American Predator: The Hunt for the Most Meticulous Serial Killer of the 21st Century by Maureen Callahan
My rating: 3 of 5 stars
I have no idea how I had never heard of Israel Keyes before, but that was the situation. I enjoy reading true crime, and I got this at a bargain price on my device, so I couldn't pass it up.
Israel Keyes killed people all over the United States then went home to Alaska to his "normal" life as a single father. He buried "kill kits" throughout the states, and some of them are probably still hidden in their secret spots today. He was so scary because he didn't have a type, couples, men, women, etc. or just one MO. His killings appeared to be totally random. His methods for hiding evidence were extreme and varied, until he got a little sloppy. He was caught completely by chance.
Once caught, he toyed with the FBI and other law enforcement agencies by promising them information he never gave. In fact, it made me angry that law enforcement basically kowtowed to him, one prosecutor in particular, until he finally figured out they weren't going to give him what he wanted, a quick death sentence. Then he clammed up and would not reveal information about other crimes. Keyes wanted to be notorious, but even though his crimes lasted about a decade, he is not as well known as names like Bundy, Manson, or Gacy. We should all be glad for that.

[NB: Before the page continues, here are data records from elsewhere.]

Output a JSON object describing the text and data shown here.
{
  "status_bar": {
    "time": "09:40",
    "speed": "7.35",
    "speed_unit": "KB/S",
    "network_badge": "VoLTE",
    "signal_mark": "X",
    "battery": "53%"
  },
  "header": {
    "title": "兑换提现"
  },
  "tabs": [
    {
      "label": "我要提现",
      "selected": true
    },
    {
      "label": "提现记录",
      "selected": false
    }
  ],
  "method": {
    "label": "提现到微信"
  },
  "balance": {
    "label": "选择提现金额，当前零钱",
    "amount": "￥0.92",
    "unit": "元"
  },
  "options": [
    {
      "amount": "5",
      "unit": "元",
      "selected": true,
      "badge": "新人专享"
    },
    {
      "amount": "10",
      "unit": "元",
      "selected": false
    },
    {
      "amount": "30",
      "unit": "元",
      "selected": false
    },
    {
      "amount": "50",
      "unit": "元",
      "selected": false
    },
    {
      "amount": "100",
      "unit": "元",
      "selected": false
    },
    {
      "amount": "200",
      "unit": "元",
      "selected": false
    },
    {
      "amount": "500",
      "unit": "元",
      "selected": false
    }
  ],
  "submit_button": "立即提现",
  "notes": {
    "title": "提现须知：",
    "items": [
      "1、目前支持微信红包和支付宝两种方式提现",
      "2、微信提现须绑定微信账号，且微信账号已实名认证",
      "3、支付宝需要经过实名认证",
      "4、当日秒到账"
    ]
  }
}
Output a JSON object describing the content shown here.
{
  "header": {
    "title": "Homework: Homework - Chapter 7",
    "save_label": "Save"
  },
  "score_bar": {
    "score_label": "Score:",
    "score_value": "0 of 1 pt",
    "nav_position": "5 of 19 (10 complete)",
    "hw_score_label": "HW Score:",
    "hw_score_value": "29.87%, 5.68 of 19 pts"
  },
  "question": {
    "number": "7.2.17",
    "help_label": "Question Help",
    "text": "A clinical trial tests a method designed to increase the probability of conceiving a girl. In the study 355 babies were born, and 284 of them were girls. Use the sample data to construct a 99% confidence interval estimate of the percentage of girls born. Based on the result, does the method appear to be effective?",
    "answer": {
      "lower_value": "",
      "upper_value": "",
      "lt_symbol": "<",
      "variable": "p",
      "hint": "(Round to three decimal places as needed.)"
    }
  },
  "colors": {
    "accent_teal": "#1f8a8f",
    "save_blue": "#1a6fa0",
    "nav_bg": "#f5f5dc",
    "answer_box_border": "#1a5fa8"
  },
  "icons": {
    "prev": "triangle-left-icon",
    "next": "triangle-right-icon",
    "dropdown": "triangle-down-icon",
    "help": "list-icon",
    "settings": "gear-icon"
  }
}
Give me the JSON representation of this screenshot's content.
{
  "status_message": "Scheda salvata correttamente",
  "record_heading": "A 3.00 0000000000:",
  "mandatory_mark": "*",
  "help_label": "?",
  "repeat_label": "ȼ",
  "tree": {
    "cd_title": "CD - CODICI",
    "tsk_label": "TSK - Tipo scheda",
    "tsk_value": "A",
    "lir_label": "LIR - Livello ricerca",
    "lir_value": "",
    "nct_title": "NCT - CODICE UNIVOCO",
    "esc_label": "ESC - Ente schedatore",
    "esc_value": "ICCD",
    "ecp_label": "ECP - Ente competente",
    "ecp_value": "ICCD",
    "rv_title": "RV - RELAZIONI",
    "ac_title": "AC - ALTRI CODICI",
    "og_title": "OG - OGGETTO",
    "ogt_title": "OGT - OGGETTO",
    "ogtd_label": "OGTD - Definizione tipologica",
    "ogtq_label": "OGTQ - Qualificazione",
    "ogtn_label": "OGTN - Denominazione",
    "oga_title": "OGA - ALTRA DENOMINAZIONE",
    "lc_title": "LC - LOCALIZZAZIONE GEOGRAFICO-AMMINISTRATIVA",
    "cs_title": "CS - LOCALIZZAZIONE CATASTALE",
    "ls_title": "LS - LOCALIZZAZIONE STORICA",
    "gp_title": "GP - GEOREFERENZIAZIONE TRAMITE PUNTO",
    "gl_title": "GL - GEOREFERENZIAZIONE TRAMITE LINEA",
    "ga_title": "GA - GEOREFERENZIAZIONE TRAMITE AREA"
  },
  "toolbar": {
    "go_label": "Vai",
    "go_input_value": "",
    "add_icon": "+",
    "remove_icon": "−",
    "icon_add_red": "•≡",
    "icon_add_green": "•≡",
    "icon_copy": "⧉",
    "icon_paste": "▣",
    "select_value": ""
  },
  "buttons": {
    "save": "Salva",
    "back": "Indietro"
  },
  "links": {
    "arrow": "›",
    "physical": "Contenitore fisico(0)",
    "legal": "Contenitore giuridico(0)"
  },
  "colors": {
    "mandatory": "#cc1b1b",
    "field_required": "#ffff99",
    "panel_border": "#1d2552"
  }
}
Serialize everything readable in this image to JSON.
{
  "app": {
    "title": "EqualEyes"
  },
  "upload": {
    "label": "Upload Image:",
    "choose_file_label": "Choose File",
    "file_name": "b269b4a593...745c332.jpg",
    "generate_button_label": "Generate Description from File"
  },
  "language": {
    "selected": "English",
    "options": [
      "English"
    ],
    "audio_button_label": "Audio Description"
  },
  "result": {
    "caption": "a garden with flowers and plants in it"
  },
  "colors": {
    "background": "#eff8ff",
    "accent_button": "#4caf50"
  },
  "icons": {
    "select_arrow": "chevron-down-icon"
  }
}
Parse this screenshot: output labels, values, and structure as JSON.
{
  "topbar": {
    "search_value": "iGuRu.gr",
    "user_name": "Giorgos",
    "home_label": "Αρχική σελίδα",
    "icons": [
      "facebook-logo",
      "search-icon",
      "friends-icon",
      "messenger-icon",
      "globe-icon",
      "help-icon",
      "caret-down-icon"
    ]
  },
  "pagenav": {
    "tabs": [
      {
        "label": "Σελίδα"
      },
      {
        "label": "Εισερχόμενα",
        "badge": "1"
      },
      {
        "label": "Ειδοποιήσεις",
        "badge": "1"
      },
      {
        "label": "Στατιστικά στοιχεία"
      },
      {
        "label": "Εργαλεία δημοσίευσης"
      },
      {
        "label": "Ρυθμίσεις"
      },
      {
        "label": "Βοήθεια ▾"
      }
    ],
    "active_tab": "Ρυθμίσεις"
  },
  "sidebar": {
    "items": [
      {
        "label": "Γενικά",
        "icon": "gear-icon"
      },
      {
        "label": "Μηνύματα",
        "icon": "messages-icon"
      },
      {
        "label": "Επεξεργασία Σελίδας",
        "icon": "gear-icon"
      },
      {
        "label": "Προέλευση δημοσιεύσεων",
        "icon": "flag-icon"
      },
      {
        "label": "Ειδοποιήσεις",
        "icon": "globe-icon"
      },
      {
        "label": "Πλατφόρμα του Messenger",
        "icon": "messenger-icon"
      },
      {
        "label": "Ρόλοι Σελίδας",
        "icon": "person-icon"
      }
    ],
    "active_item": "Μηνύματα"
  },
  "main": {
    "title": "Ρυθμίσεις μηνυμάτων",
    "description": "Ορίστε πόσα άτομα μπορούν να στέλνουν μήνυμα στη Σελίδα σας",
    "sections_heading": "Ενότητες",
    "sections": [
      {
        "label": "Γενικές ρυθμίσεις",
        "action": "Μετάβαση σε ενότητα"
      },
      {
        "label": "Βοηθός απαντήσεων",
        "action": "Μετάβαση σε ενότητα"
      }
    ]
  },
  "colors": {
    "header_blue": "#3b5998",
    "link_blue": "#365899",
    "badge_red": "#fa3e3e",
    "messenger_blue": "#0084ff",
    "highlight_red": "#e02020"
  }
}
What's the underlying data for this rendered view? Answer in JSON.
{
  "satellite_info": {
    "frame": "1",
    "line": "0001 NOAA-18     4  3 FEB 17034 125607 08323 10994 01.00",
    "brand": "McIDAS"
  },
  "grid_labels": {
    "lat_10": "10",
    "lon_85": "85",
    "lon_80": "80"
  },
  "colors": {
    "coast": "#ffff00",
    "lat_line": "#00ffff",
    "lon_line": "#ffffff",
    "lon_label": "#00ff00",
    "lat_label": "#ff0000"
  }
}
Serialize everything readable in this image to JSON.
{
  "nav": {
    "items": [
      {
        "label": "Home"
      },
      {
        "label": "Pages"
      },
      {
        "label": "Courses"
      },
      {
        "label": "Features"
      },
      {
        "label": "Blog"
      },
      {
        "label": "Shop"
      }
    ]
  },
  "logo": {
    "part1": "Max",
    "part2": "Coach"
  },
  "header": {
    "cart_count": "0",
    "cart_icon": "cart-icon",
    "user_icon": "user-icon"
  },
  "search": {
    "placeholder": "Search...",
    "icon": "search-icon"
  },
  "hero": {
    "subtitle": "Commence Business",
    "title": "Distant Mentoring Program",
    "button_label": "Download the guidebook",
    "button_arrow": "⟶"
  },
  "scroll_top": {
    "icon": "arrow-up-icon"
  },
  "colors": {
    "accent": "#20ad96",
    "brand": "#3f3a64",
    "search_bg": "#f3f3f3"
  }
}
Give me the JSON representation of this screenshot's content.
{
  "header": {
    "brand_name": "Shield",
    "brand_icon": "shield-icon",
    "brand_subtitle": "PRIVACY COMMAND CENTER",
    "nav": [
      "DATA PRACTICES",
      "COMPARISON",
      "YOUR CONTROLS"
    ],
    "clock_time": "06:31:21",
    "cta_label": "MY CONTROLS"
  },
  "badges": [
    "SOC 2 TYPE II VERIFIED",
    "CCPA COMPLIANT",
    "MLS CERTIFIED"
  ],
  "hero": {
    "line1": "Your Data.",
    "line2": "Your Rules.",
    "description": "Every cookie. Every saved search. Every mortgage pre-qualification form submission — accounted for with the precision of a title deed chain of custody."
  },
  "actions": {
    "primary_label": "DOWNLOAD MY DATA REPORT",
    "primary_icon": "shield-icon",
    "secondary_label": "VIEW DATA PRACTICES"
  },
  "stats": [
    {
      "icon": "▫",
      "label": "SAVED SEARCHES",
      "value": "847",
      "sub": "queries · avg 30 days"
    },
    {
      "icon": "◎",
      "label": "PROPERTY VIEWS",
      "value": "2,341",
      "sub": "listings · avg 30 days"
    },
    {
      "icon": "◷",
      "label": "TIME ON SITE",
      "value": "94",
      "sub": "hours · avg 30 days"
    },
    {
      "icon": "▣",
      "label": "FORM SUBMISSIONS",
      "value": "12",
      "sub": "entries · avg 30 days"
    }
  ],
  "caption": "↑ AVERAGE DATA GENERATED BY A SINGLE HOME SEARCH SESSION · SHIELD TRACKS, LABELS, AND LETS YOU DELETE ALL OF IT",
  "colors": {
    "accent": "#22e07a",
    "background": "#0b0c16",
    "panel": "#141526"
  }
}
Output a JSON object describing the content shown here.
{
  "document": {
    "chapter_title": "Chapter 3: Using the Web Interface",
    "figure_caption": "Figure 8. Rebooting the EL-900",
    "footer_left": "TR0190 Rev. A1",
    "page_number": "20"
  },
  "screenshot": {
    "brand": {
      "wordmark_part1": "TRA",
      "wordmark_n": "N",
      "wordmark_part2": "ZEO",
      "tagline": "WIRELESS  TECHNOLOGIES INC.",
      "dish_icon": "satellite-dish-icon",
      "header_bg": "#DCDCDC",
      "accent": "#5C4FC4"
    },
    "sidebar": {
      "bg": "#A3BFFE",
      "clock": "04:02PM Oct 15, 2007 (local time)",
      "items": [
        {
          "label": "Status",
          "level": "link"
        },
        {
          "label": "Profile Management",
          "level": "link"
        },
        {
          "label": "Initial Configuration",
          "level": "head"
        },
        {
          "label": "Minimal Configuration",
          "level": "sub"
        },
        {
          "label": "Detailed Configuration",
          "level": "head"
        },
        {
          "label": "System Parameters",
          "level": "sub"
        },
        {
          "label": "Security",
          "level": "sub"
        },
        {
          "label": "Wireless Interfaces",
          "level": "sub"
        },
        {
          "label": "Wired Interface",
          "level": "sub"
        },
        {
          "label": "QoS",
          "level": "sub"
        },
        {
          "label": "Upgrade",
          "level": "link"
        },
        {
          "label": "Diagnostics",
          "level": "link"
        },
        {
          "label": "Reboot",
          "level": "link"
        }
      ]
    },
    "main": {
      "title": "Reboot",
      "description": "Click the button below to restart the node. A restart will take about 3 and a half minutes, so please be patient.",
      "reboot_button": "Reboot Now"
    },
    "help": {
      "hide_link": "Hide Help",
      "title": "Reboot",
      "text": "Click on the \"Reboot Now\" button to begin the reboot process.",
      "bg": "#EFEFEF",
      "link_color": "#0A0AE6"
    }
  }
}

This book is written in a slightly unusual way. Instead of beginning at the beginning of Keyes' crime spree, it begins with his last victim, basically beginning at the end. It then goes back to tell the stories of some of his other crimes and some backstory of his character. In one way, I thought that was clever, but in another way, it became repetitive. His life doesn't completely instill sympathy, either. Yes, he had some unusual hardships, but he was just evil. He committed suicide while in custody facing trial, something he never wanted to happen.
As true crime writing goes, this was, thankfully, not as dry as some I've read, yet it was based on actual interrogations and chock full of facts. It just became extremely repetitive. Overall, it was a good book.